January 31st, 2011 at 11:19 PM ^

I think another injustice of not making the top 50 is Bennie Oosterbaan.  If you want to talk about a Michigan man, he was the Michigan man. 

Conference batting title, conference scoring title in both football and basketball.  First-team all-american in two different sports, as well as conference champion in two different sports.  He was also a scholar-athlete with 9 total varsity letters.  That seems like a pretty good accomplishment in the Big Ten Conference.


January 31st, 2011 at 8:46 PM ^

"I was interviewing George Halas and I asked him who is the greatest running back you ever saw.

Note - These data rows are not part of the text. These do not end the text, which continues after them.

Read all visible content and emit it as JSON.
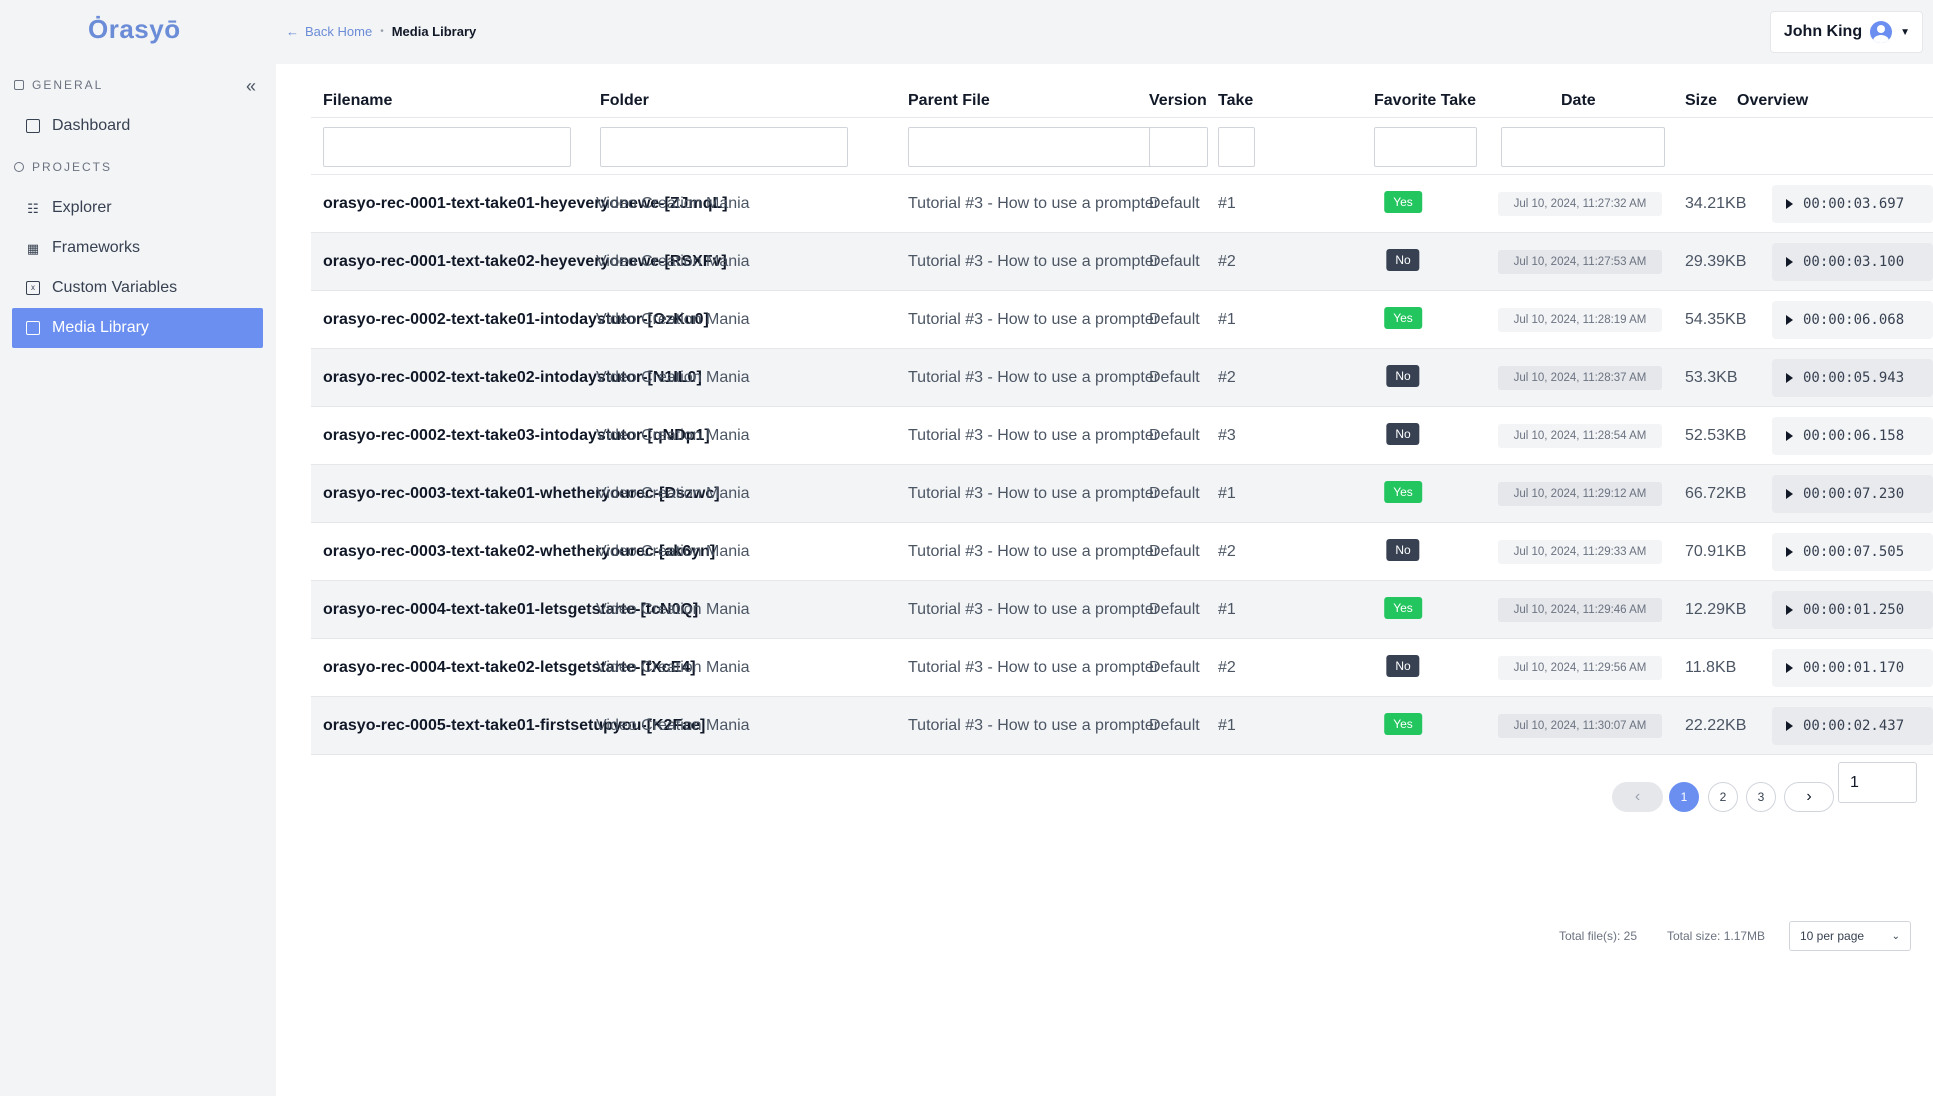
{
  "app": {
    "logo": "Ȯrasyō"
  },
  "sidebar": {
    "general_label": "GENERAL",
    "projects_label": "PROJECTS",
    "collapse_glyph": "«",
    "items": [
      {
        "label": "Dashboard",
        "icon": "dashboard-icon",
        "active": false
      },
      {
        "label": "Explorer",
        "icon": "explorer-icon",
        "active": false
      },
      {
        "label": "Frameworks",
        "icon": "grid-icon",
        "active": false
      },
      {
        "label": "Custom Variables",
        "icon": "variables-icon",
        "active": false
      },
      {
        "label": "Media Library",
        "icon": "media-library-icon",
        "active": true
      }
    ]
  },
  "header": {
    "back_label": "Back Home",
    "current_page": "Media Library",
    "user_name": "John King"
  },
  "table": {
    "columns": [
      "Filename",
      "Folder",
      "Parent File",
      "Version",
      "Take",
      "Favorite Take",
      "Date",
      "Size",
      "Overview"
    ],
    "rows": [
      {
        "filename": "orasyo-rec-0001-text-take01-heyeveryonewe-[ZJmqL]",
        "folder": "Video Creation Mania",
        "parent": "Tutorial #3 - How to use a prompter",
        "version": "Default",
        "take": "#1",
        "favorite": "Yes",
        "date": "Jul 10, 2024, 11:27:32 AM",
        "size": "34.21KB",
        "duration": "00:00:03.697"
      },
      {
        "filename": "orasyo-rec-0001-text-take02-heyeveryonewe-[RSXFv]",
        "folder": "Video Creation Mania",
        "parent": "Tutorial #3 - How to use a prompter",
        "version": "Default",
        "take": "#2",
        "favorite": "No",
        "date": "Jul 10, 2024, 11:27:53 AM",
        "size": "29.39KB",
        "duration": "00:00:03.100"
      },
      {
        "filename": "orasyo-rec-0002-text-take01-intodaystutor-[OzKu0]",
        "folder": "Video Creation Mania",
        "parent": "Tutorial #3 - How to use a prompter",
        "version": "Default",
        "take": "#1",
        "favorite": "Yes",
        "date": "Jul 10, 2024, 11:28:19 AM",
        "size": "54.35KB",
        "duration": "00:00:06.068"
      },
      {
        "filename": "orasyo-rec-0002-text-take02-intodaystutor-[N1IL0]",
        "folder": "Video Creation Mania",
        "parent": "Tutorial #3 - How to use a prompter",
        "version": "Default",
        "take": "#2",
        "favorite": "No",
        "date": "Jul 10, 2024, 11:28:37 AM",
        "size": "53.3KB",
        "duration": "00:00:05.943"
      },
      {
        "filename": "orasyo-rec-0002-text-take03-intodaystutor-[qNDp1]",
        "folder": "Video Creation Mania",
        "parent": "Tutorial #3 - How to use a prompter",
        "version": "Default",
        "take": "#3",
        "favorite": "No",
        "date": "Jul 10, 2024, 11:28:54 AM",
        "size": "52.53KB",
        "duration": "00:00:06.158"
      },
      {
        "filename": "orasyo-rec-0003-text-take01-whetheryourec-[Dszwc]",
        "folder": "Video Creation Mania",
        "parent": "Tutorial #3 - How to use a prompter",
        "version": "Default",
        "take": "#1",
        "favorite": "Yes",
        "date": "Jul 10, 2024, 11:29:12 AM",
        "size": "66.72KB",
        "duration": "00:00:07.230"
      },
      {
        "filename": "orasyo-rec-0003-text-take02-whetheryourec-[ak6yn]",
        "folder": "Video Creation Mania",
        "parent": "Tutorial #3 - How to use a prompter",
        "version": "Default",
        "take": "#2",
        "favorite": "No",
        "date": "Jul 10, 2024, 11:29:33 AM",
        "size": "70.91KB",
        "duration": "00:00:07.505"
      },
      {
        "filename": "orasyo-rec-0004-text-take01-letsgetstarte-[tcN0Q]",
        "folder": "Video Creation Mania",
        "parent": "Tutorial #3 - How to use a prompter",
        "version": "Default",
        "take": "#1",
        "favorite": "Yes",
        "date": "Jul 10, 2024, 11:29:46 AM",
        "size": "12.29KB",
        "duration": "00:00:01.250"
      },
      {
        "filename": "orasyo-rec-0004-text-take02-letsgetstarte-[fXcE4]",
        "folder": "Video Creation Mania",
        "parent": "Tutorial #3 - How to use a prompter",
        "version": "Default",
        "take": "#2",
        "favorite": "No",
        "date": "Jul 10, 2024, 11:29:56 AM",
        "size": "11.8KB",
        "duration": "00:00:01.170"
      },
      {
        "filename": "orasyo-rec-0005-text-take01-firstsetupyou-[K2Fae]",
        "folder": "Video Creation Mania",
        "parent": "Tutorial #3 - How to use a prompter",
        "version": "Default",
        "take": "#1",
        "favorite": "Yes",
        "date": "Jul 10, 2024, 11:30:07 AM",
        "size": "22.22KB",
        "duration": "00:00:02.437"
      }
    ]
  },
  "pagination": {
    "pages": [
      "1",
      "2",
      "3"
    ],
    "current": "1",
    "page_input_value": "1"
  },
  "footer": {
    "total_files": "Total file(s): 25",
    "total_size": "Total size: 1.17MB",
    "per_page": "10 per page"
  },
  "colors": {
    "accent": "#6b8ff0",
    "yes_badge": "#22c55e",
    "no_badge": "#374151"
  }
}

And he said, 'That would be Red Grange.' And I asked him if Grange was playing today, how many yards do you think he'd gain. And he said, 'About 750, maybe 800 yards.' And I said, 'Well, 800 yards is just okay.' He sat up in his chair and he said, 'Son, you must remember one thing. Red Grange is 75 years old.' "

Chris Berman on ESPN's SportsCentury show

steve sharik

January 31st, 2011 at 9:50 PM ^

...Keith Jackson makes an explicit point about how the athletes were only considered on the merits of their collegiate exploits.

So can someone explain to me why a guy who left after two years is #2 all-time?

Based on collegiate accomplishments alone, AC, Desmond, and Woodson all belong ahead of Magic.